У Гомера Кирка была жесткой – и даже жестокой – и обольстительной хозяйкой острова, могла и заколдовать, но также дать совет. В Миллер она – дочь бога солнца и океаниды, настоящая нимфа, или же – невеста: о «интрументальности» своего статуса Цирцея, которая и рассказывает нам эту историю, говорит уже в первом абзаце. Однако, неуверенность и уязвимость ее места в иерархии этим не исчерпывается. Она – фигура, не принадлежащая полностью ни одному из миров, она «другая» – если не враждебно-чужая – как для богов, так и для людей, ее равно опасаются и Зевс, и Одиссей; «Олимпийский» мир не может принять на равных сильную женщину. Вот и выходит драма зависания «между» и невозможность опереться на одну систему координат того, кто отказывается быть слабее и играть по чужим правилам.

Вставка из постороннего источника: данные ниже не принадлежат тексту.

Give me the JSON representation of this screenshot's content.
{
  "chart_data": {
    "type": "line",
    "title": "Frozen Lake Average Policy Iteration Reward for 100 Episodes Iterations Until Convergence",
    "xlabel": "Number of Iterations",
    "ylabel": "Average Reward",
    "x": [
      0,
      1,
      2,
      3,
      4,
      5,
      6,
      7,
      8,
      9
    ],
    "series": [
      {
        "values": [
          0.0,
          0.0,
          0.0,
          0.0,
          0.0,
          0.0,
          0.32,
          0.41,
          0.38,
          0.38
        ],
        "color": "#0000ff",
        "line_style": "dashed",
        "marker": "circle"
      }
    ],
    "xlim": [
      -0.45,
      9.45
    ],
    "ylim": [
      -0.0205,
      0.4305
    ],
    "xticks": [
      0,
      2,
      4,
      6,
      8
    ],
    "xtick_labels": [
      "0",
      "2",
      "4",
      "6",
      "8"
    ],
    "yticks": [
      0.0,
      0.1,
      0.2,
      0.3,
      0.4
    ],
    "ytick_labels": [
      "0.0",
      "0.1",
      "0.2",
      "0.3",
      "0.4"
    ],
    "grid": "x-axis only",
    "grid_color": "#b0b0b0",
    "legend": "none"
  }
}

Однако остроту конфликта отчасти снимают декорации и масштаб фигур: мы вроде читаем разархивированные историю с затертых книг нашего детства, где боги, богини и лучшие люди делят между собой сферы влияния. Поэтому радости узнавания, как и приятности от наблюдения «пропущенных» когда-то звеньев туманно знакомого сюжета, здесь куда больше, чем тревожных переживаний за судьбу понятной в своих слабостях, но все же мощной Цирцеи.

Кстати, вскоре обещают сериал-адаптацию от HBO на восемь серий; еще одна возможность сверить часы с тем, как в идеале должен выглядеть история демонтированной, но не сломанной и незаурядной женщины, которая хочет противопоставить року собственное предназначение.